Build and run the app. Notice that you can tap the Start Run button, and it will compress when you tap it, but you can also tap the Selected Track button, and it will compress with all of its contents. This may be confusing to users, because the top button looks similar to the lower groups, so let’s make one final change. Similar to the disclosure indicator for a table-view cell on iOS, you’ll use a right-facing chevron to indicate that tapping the button will go to a different interface controller. I’ve created a simple chevron image that you can find in the book’s source code.[6] In the Project Navigator, open the Assets.xcassets asset collection in the TapALap WatchKit App group. Add [email protected] as a new image asset named chevron. Head back to the button group and add a new WKInterfaceImage (named Image in the library) to it. In the Attributes Inspector, change its Image property to chevron, and you’ll see the image you added. It will be there but in the wrong place entirely.

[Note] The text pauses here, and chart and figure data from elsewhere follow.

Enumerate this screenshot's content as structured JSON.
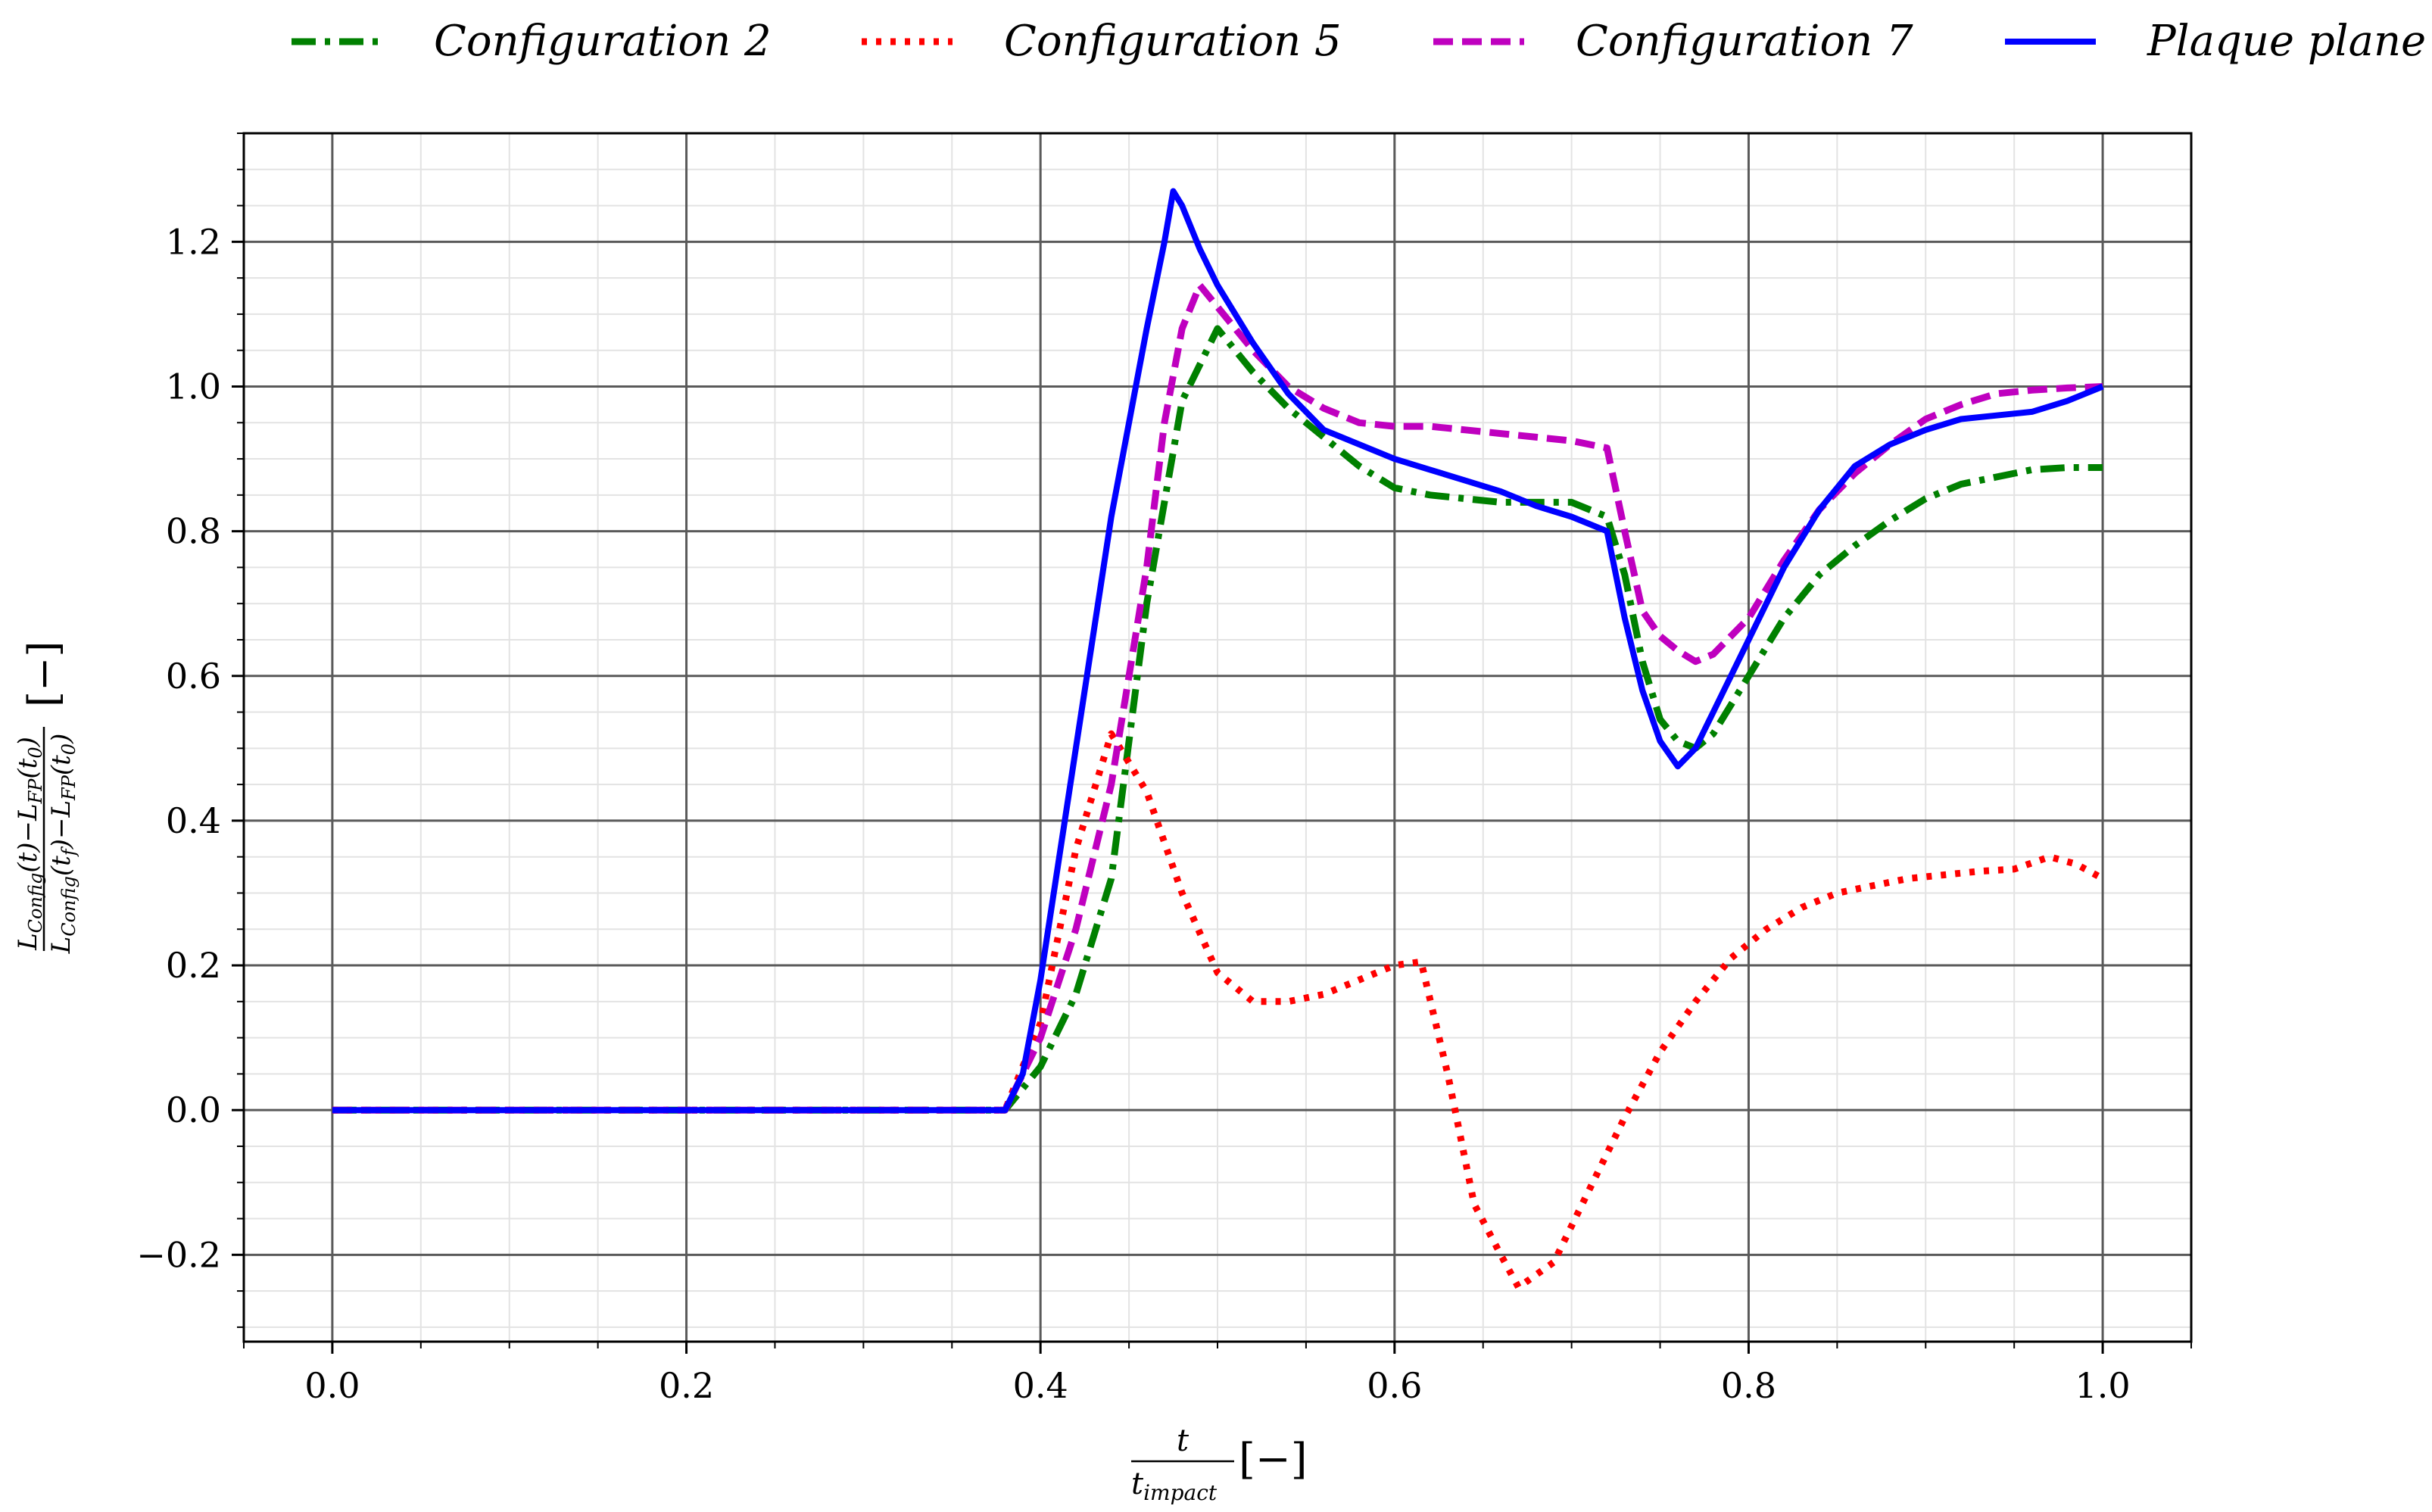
{
  "chart_data": {
    "type": "line",
    "xlim": [
      -0.05,
      1.05
    ],
    "ylim": [
      -0.32,
      1.35
    ],
    "x_major_ticks": [
      0.0,
      0.2,
      0.4,
      0.6,
      0.8,
      1.0
    ],
    "x_tick_labels": [
      "0.0",
      "0.2",
      "0.4",
      "0.6",
      "0.8",
      "1.0"
    ],
    "y_major_ticks": [
      -0.2,
      0.0,
      0.2,
      0.4,
      0.6,
      0.8,
      1.0,
      1.2
    ],
    "y_tick_labels": [
      "−0.2",
      "0.0",
      "0.2",
      "0.4",
      "0.6",
      "0.8",
      "1.0",
      "1.2"
    ],
    "x_minor_step": 0.05,
    "y_minor_step": 0.05,
    "grid": true,
    "legend_position": "top",
    "xlabel": {
      "num": "t",
      "den": "t",
      "den_sub": "impact",
      "unit": "[−]"
    },
    "ylabel": {
      "num": "L_Config(t)−L_FP(t0)",
      "den": "L_Config(tf)−L_FP(t0)",
      "unit": "[−]",
      "parts": {
        "L": "L",
        "config": "Config",
        "fp": "FP",
        "t": "(t)",
        "minus": "−",
        "t0_open": "(t",
        "zero": "0",
        "close": ")",
        "f": "f"
      }
    },
    "series": [
      {
        "name": "Configuration 2",
        "color": "#008000",
        "style": "dashdot",
        "x": [
          0.0,
          0.05,
          0.1,
          0.15,
          0.2,
          0.25,
          0.3,
          0.35,
          0.38,
          0.4,
          0.42,
          0.44,
          0.46,
          0.48,
          0.5,
          0.52,
          0.54,
          0.56,
          0.58,
          0.6,
          0.62,
          0.64,
          0.66,
          0.68,
          0.7,
          0.72,
          0.73,
          0.74,
          0.75,
          0.76,
          0.77,
          0.78,
          0.8,
          0.82,
          0.84,
          0.86,
          0.88,
          0.9,
          0.92,
          0.94,
          0.96,
          0.98,
          1.0
        ],
        "y": [
          0.0,
          0.0,
          0.0,
          0.0,
          0.0,
          0.0,
          0.0,
          0.0,
          0.0,
          0.06,
          0.16,
          0.32,
          0.7,
          0.98,
          1.08,
          1.02,
          0.97,
          0.93,
          0.89,
          0.86,
          0.85,
          0.845,
          0.84,
          0.84,
          0.84,
          0.82,
          0.74,
          0.62,
          0.54,
          0.51,
          0.5,
          0.52,
          0.6,
          0.68,
          0.74,
          0.78,
          0.815,
          0.845,
          0.865,
          0.875,
          0.885,
          0.888,
          0.888
        ]
      },
      {
        "name": "Configuration 5",
        "color": "#ff0000",
        "style": "dotted",
        "x": [
          0.0,
          0.05,
          0.1,
          0.15,
          0.2,
          0.25,
          0.3,
          0.35,
          0.38,
          0.4,
          0.42,
          0.44,
          0.46,
          0.48,
          0.5,
          0.52,
          0.54,
          0.56,
          0.58,
          0.6,
          0.615,
          0.63,
          0.645,
          0.66,
          0.67,
          0.69,
          0.71,
          0.73,
          0.75,
          0.77,
          0.79,
          0.81,
          0.83,
          0.85,
          0.87,
          0.89,
          0.91,
          0.93,
          0.95,
          0.97,
          0.985,
          1.0
        ],
        "y": [
          0.0,
          0.0,
          0.0,
          0.0,
          0.0,
          0.0,
          0.0,
          0.0,
          0.0,
          0.12,
          0.36,
          0.52,
          0.44,
          0.3,
          0.19,
          0.15,
          0.15,
          0.16,
          0.18,
          0.2,
          0.205,
          0.05,
          -0.13,
          -0.2,
          -0.245,
          -0.21,
          -0.11,
          -0.01,
          0.08,
          0.15,
          0.21,
          0.25,
          0.28,
          0.3,
          0.31,
          0.32,
          0.325,
          0.33,
          0.333,
          0.35,
          0.34,
          0.32
        ]
      },
      {
        "name": "Configuration 7",
        "color": "#bf00bf",
        "style": "dashed",
        "x": [
          0.0,
          0.05,
          0.1,
          0.15,
          0.2,
          0.25,
          0.3,
          0.35,
          0.38,
          0.4,
          0.42,
          0.44,
          0.46,
          0.47,
          0.48,
          0.49,
          0.5,
          0.52,
          0.54,
          0.56,
          0.58,
          0.6,
          0.62,
          0.64,
          0.66,
          0.68,
          0.7,
          0.72,
          0.73,
          0.74,
          0.75,
          0.76,
          0.77,
          0.78,
          0.8,
          0.82,
          0.84,
          0.86,
          0.88,
          0.9,
          0.92,
          0.94,
          0.96,
          0.98,
          1.0
        ],
        "y": [
          0.0,
          0.0,
          0.0,
          0.0,
          0.0,
          0.0,
          0.0,
          0.0,
          0.0,
          0.1,
          0.25,
          0.45,
          0.75,
          0.95,
          1.08,
          1.14,
          1.11,
          1.05,
          1.0,
          0.97,
          0.95,
          0.945,
          0.945,
          0.94,
          0.935,
          0.93,
          0.925,
          0.915,
          0.8,
          0.69,
          0.655,
          0.635,
          0.62,
          0.63,
          0.68,
          0.76,
          0.83,
          0.88,
          0.92,
          0.955,
          0.975,
          0.99,
          0.995,
          0.998,
          1.0
        ]
      },
      {
        "name": "Plaque plane",
        "color": "#0000ff",
        "style": "solid",
        "x": [
          0.0,
          0.05,
          0.1,
          0.15,
          0.2,
          0.25,
          0.3,
          0.35,
          0.38,
          0.39,
          0.4,
          0.42,
          0.44,
          0.46,
          0.47,
          0.475,
          0.48,
          0.49,
          0.5,
          0.52,
          0.54,
          0.56,
          0.58,
          0.6,
          0.62,
          0.64,
          0.66,
          0.68,
          0.7,
          0.72,
          0.73,
          0.74,
          0.75,
          0.76,
          0.77,
          0.78,
          0.8,
          0.82,
          0.84,
          0.86,
          0.88,
          0.9,
          0.92,
          0.94,
          0.96,
          0.98,
          1.0
        ],
        "y": [
          0.0,
          0.0,
          0.0,
          0.0,
          0.0,
          0.0,
          0.0,
          0.0,
          0.0,
          0.05,
          0.18,
          0.5,
          0.82,
          1.08,
          1.2,
          1.27,
          1.25,
          1.19,
          1.14,
          1.06,
          0.99,
          0.94,
          0.92,
          0.9,
          0.885,
          0.87,
          0.855,
          0.835,
          0.82,
          0.8,
          0.68,
          0.58,
          0.51,
          0.475,
          0.5,
          0.55,
          0.65,
          0.75,
          0.83,
          0.89,
          0.92,
          0.94,
          0.955,
          0.96,
          0.965,
          0.98,
          1.0
        ]
      }
    ]
  }
}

To fix the positioning of this image, you need more groups. Ideally the chevron image will be at the right side of the button, centered vertically. To begin, set its horizontal position to Right and its vertical position to Center. Now, you want to put this in a horizontal group with your other content, but you want the existing content to remain vertically oriented. Select the Selected Track label and the group containing the other labels, and embed them in their own vertical group. This won’t fix the problem, but it will let you perform the next step: change the group directly underneath the button’s layout back to Horizontal. The image disappears! It’s actually still there but pushed offscreen. Select the vertical group you made for the three labels and change its Width property to Relative To Container. To bring in the right side and display the image, set the Adjustment property to –12. Now you can see all of the labels as well as the chevron image. If your interface controller looks like the image here, you’ve done everything correctly.
As you can see, groups give you fine-grained control over your app’s contents. Apps aren’t design comps, however; they move around, respond to their users, and update accordingly. So next let’s see how groups can help you with amazing animations.